Beginner question

V

vul

Although I'm pretty comfortable with VB6, I never did anything in Word,
except of course simple things such as creating a document, formatting,
saving, printing etc.
Now I have a request from my boss as follows:

1. In Word document at the beginning should be placed a set of controls -
several check boxes and several option buttons.
2. After these controls there are several blocks of text.
3. The only person have the ability to change selections, and after
selection is made and the document is saved, other people cannot see
controls and the blocks of text which were hidden by the person who made
selection.

In other words - there is a document like a template with all available
blocks of text. Customized copies of this template are created from this
template.

Any idea where do I start?

Thank you
Al
 
J

Jay Freedman

Although I'm pretty comfortable with VB6, I never did anything in Word,
except of course simple things such as creating a document, formatting,
saving, printing etc.
Now I have a request from my boss as follows:

1. In Word document at the beginning should be placed a set of controls -
several check boxes and several option buttons.
2. After these controls there are several blocks of text.
3. The only person have the ability to change selections, and after
selection is made and the document is saved, other people cannot see
controls and the blocks of text which were hidden by the person who made
selection.

In other words - there is a document like a template with all available
blocks of text. Customized copies of this template are created from this
template.

Any idea where do I start?

Thank you
Al

Hi Al,

Since you want both check boxes and option buttons, I'd recommend
building a userform -- a custom dialog box -- that's launched by an
AutoNew macro in the template. This macro runs automatically when you
use File > New to create a document from the template.

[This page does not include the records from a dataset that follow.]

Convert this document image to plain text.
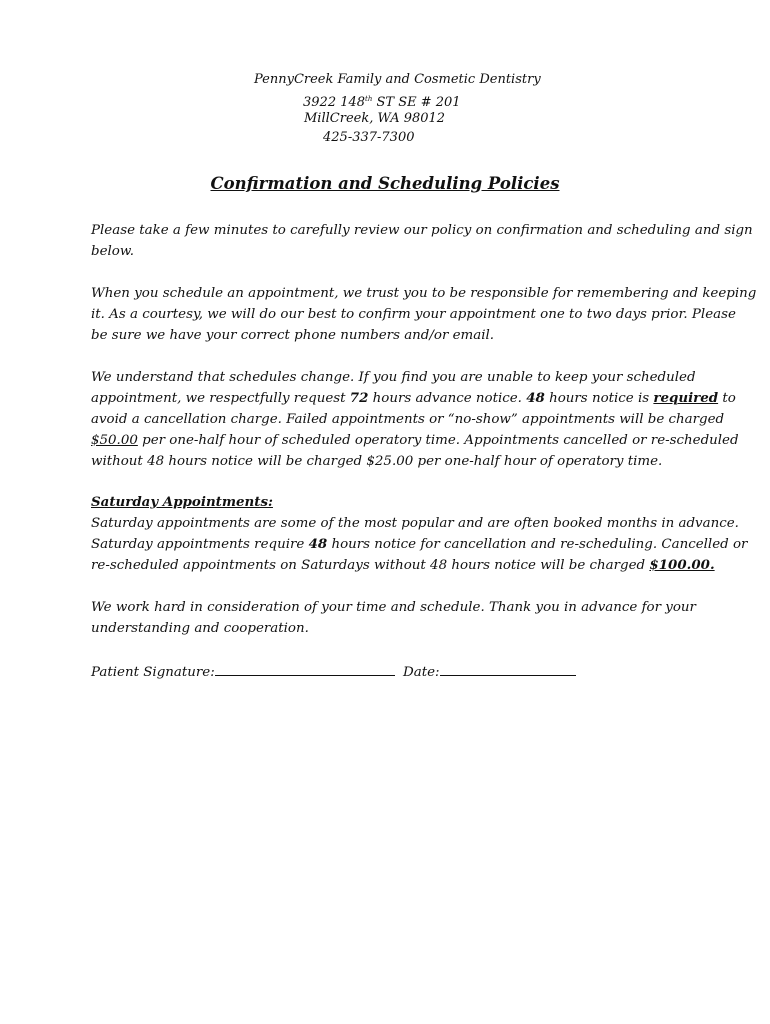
PennyCreek Family and Cosmetic Dentistry
3922 148th ST SE # 201
MillCreek, WA 98012
425-337-7300
Confirmation and Scheduling Policies
Please take a few minutes to carefully review our policy on confirmation and scheduling and sign
below.
When you schedule an appointment, we trust you to be responsible for remembering and keeping
it. As a courtesy, we will do our best to confirm your appointment one to two days prior. Please
be sure we have your correct phone numbers and/or email.
We understand that schedules change. If you find you are unable to keep your scheduled
appointment, we respectfully request 72 hours advance notice. 48 hours notice is required to
avoid a cancellation charge. Failed appointments or “no-show” appointments will be charged
$50.00 per one-half hour of scheduled operatory time. Appointments cancelled or re-scheduled
without 48 hours notice will be charged $25.00 per one-half hour of operatory time.
Saturday Appointments:
Saturday appointments are some of the most popular and are often booked months in advance.
Saturday appointments require 48 hours notice for cancellation and re-scheduling. Cancelled or
re-scheduled appointments on Saturdays without 48 hours notice will be charged $100.00.
We work hard in consideration of your time and schedule. Thank you in advance for your
understanding and cooperation.
Patient Signature:	Date:
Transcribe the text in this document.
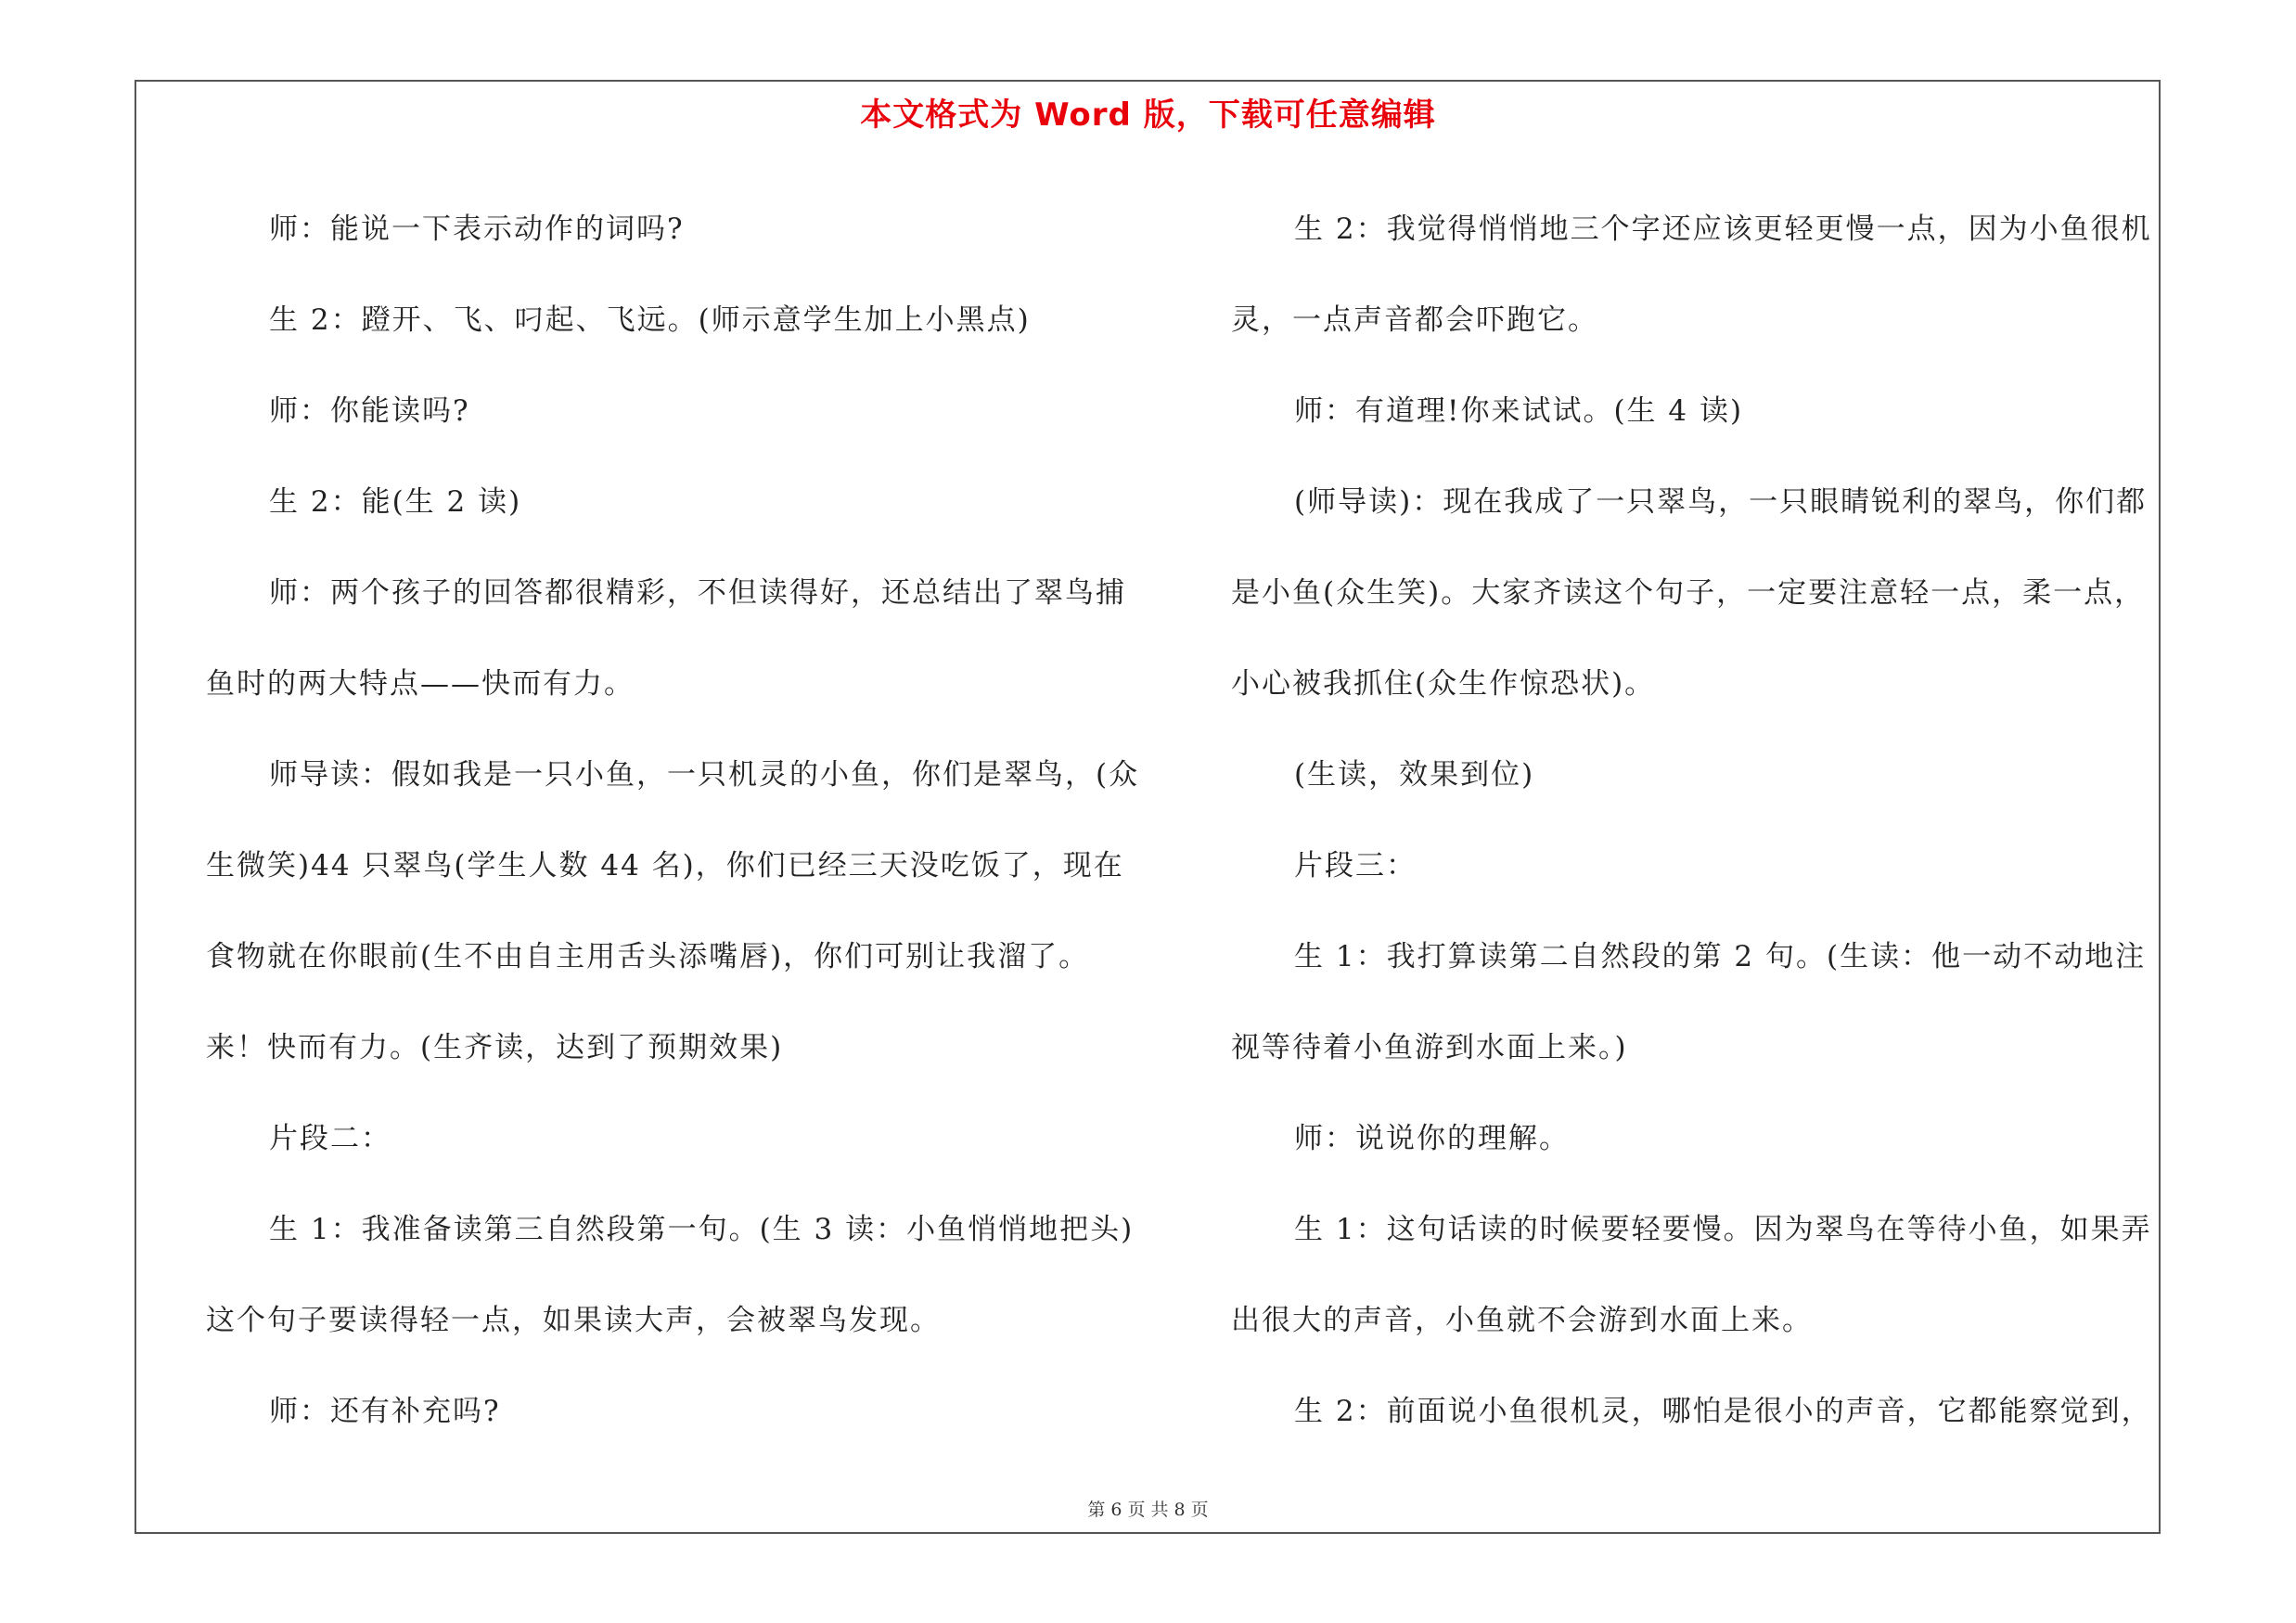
本文格式为 Word 版，下载可任意编辑

师：能说一下表示动作的词吗?

生 2：蹬开、飞、叼起、飞远。(师示意学生加上小黑点)

师：你能读吗?

生 2：能(生 2 读)

师：两个孩子的回答都很精彩，不但读得好，还总结出了翠鸟捕鱼时的两大特点——快而有力。

师导读：假如我是一只小鱼，一只机灵的小鱼，你们是翠鸟，(众生微笑)44 只翠鸟(学生人数 44 名)，你们已经三天没吃饭了，现在食物就在你眼前(生不由自主用舌头添嘴唇)，你们可别让我溜了。来！快而有力。(生齐读，达到了预期效果)

片段二：

生 1：我准备读第三自然段第一句。(生 3 读：小鱼悄悄地把头)这个句子要读得轻一点，如果读大声，会被翠鸟发现。

师：还有补充吗?

生 2：我觉得悄悄地三个字还应该更轻更慢一点，因为小鱼很机灵，一点声音都会吓跑它。

师：有道理!你来试试。(生 4 读)

(师导读)：现在我成了一只翠鸟，一只眼睛锐利的翠鸟，你们都是小鱼(众生笑)。大家齐读这个句子，一定要注意轻一点，柔一点，小心被我抓住(众生作惊恐状)。

(生读，效果到位)

片段三：

生 1：我打算读第二自然段的第 2 句。(生读：他一动不动地注视等待着小鱼游到水面上来。)

师：说说你的理解。

生 1：这句话读的时候要轻要慢。因为翠鸟在等待小鱼，如果弄出很大的声音，小鱼就不会游到水面上来。

生 2：前面说小鱼很机灵，哪怕是很小的声音，它都能察觉到，

第 6 页 共 8 页
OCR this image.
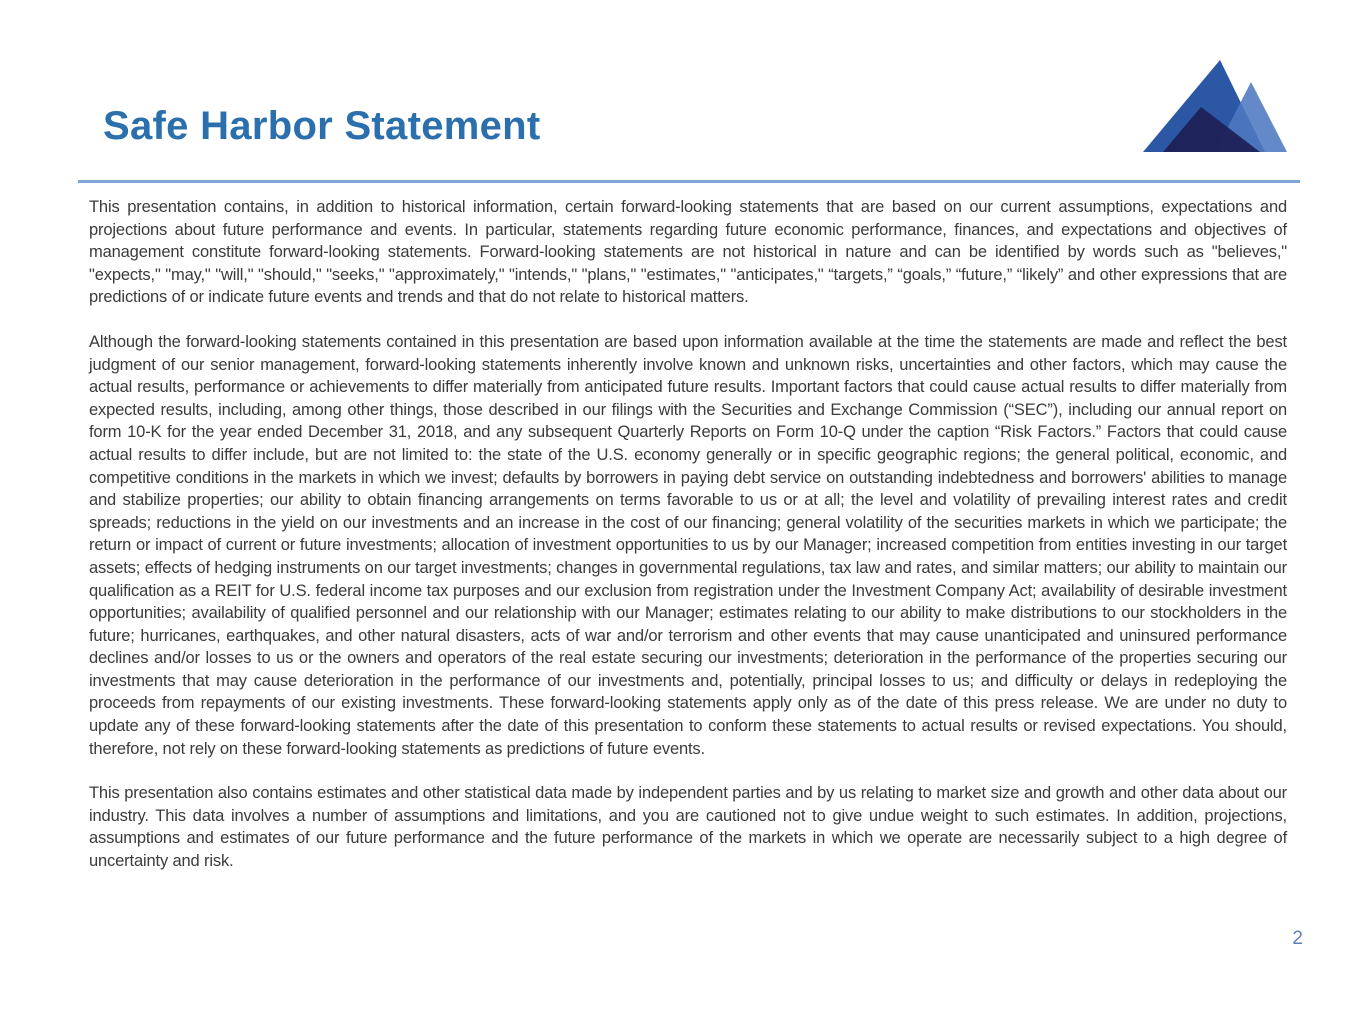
Safe Harbor Statement

This presentation contains, in addition to historical information, certain forward-looking statements that are based on our current assumptions, expectations and projections about future performance and events. In particular, statements regarding future economic performance, finances, and expectations and objectives of management constitute forward-looking statements. Forward-looking statements are not historical in nature and can be identified by words such as "believes," "expects," "may," "will," "should," "seeks," "approximately," "intends," "plans," "estimates," "anticipates," “targets,” “goals,” “future,” “likely” and other expressions that are predictions of or indicate future events and trends and that do not relate to historical matters.

Although the forward-looking statements contained in this presentation are based upon information available at the time the statements are made and reflect the best judgment of our senior management, forward-looking statements inherently involve known and unknown risks, uncertainties and other factors, which may cause the actual results, performance or achievements to differ materially from anticipated future results. Important factors that could cause actual results to differ materially from expected results, including, among other things, those described in our filings with the Securities and Exchange Commission (“SEC”), including our annual report on form 10-K for the year ended December 31, 2018, and any subsequent Quarterly Reports on Form 10-Q under the caption “Risk Factors.” Factors that could cause actual results to differ include, but are not limited to: the state of the U.S. economy generally or in specific geographic regions; the general political, economic, and competitive conditions in the markets in which we invest; defaults by borrowers in paying debt service on outstanding indebtedness and borrowers' abilities to manage and stabilize properties; our ability to obtain financing arrangements on terms favorable to us or at all; the level and volatility of prevailing interest rates and credit spreads; reductions in the yield on our investments and an increase in the cost of our financing; general volatility of the securities markets in which we participate; the return or impact of current or future investments; allocation of investment opportunities to us by our Manager; increased competition from entities investing in our target assets; effects of hedging instruments on our target investments; changes in governmental regulations, tax law and rates, and similar matters; our ability to maintain our qualification as a REIT for U.S. federal income tax purposes and our exclusion from registration under the Investment Company Act; availability of desirable investment opportunities; availability of qualified personnel and our relationship with our Manager; estimates relating to our ability to make distributions to our stockholders in the future; hurricanes, earthquakes, and other natural disasters, acts of war and/or terrorism and other events that may cause unanticipated and uninsured performance declines and/or losses to us or the owners and operators of the real estate securing our investments; deterioration in the performance of the properties securing our investments that may cause deterioration in the performance of our investments and, potentially, principal losses to us; and difficulty or delays in redeploying the proceeds from repayments of our existing investments. These forward-looking statements apply only as of the date of this press release. We are under no duty to update any of these forward-looking statements after the date of this presentation to conform these statements to actual results or revised expectations. You should, therefore, not rely on these forward-looking statements as predictions of future events.

This presentation also contains estimates and other statistical data made by independent parties and by us relating to market size and growth and other data about our industry. This data involves a number of assumptions and limitations, and you are cautioned not to give undue weight to such estimates. In addition, projections, assumptions and estimates of our future performance and the future performance of the markets in which we operate are necessarily subject to a high degree of uncertainty and risk.

2
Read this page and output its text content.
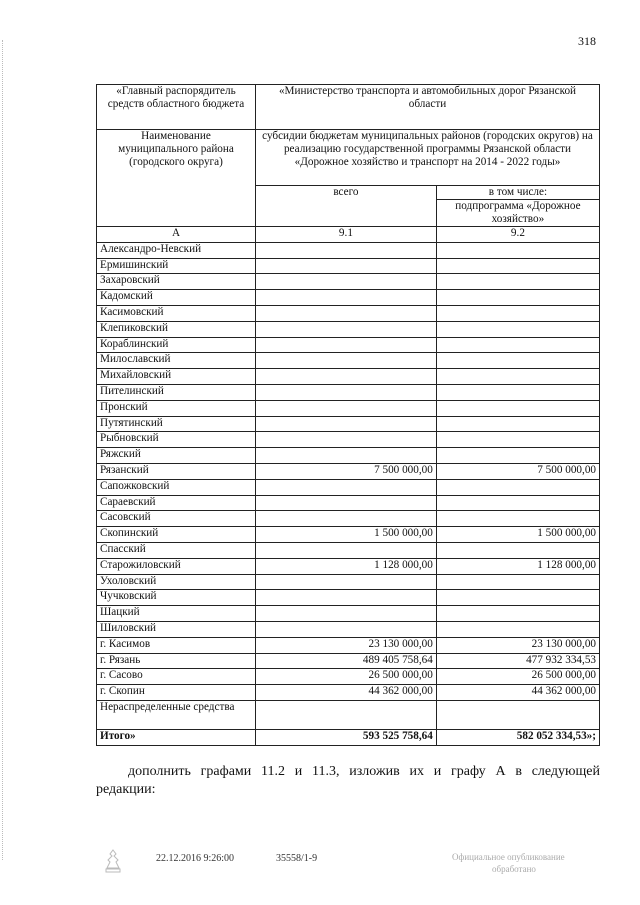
318
«Главный распорядитель средств областного бюджета	«Министерство транспорта и автомобильных дорог Рязанской области	
Наименование муниципального района (городского округа)	субсидии бюджетам муниципальных районов (городских округов) на реализацию государственной программы Рязанской области «Дорожное хозяйство и транспорт на 2014 - 2022 годы»	
	всего	в том числе:
		подпрограмма «Дорожное хозяйство»
А	9.1	9.2
Александро-Невский		
Ермишинский		
Захаровский		
Кадомский		
Касимовский		
Клепиковский		
Кораблинский		
Милославский		
Михайловский		
Пителинский		
Пронский		
Путятинский		
Рыбновский		
Ряжский		
Рязанский	7 500 000,00	7 500 000,00
Сапожковский		
Сараевский		
Сасовский		
Скопинский	1 500 000,00	1 500 000,00
Спасский		
Старожиловский	1 128 000,00	1 128 000,00
Ухоловский		
Чучковский		
Шацкий		
Шиловский		
г. Касимов	23 130 000,00	23 130 000,00
г. Рязань	489 405 758,64	477 932 334,53
г. Сасово	26 500 000,00	26 500 000,00
г. Скопин	44 362 000,00	44 362 000,00
Нераспределенные средства		
Итого»	593 525 758,64	582 052 334,53»;
дополнить графами 11.2 и 11.3, изложив их и графу А в следующей
редакции:
22.12.2016 9:26:00	35558/1-9	Официальное опубликование
обработано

The userform can have all sorts of controls in it, and macro code
associated with them to make sure the selection of information makes
sense and nothing has been omitted. The code attached to the OK button
then does all the work in the document to assemble the right parts.

You can choose either of two ways to make the document. One is to
store the building-block segments of text in AutoText entries in the
template, and the userform code can insert those blocks into an
initially empty document. The alternative is to have all the possible
segments in the body of the template, covered with bookmarks, and have
the userform code delete any blocks that aren't needed. The AutoText
method works better if you need to alter the order of the blocks from
one document to another.

Once the document is saved and disconnected from the template, there's
no chance of someone else running the userform and changing the
selection -- it's just a document, containing whatever was put there.
 
V

vul

Thank you very very much.
I tried your suggestions and it looks like this is exactly what I wanted.
I just did not know that there is such a feature as UserForm.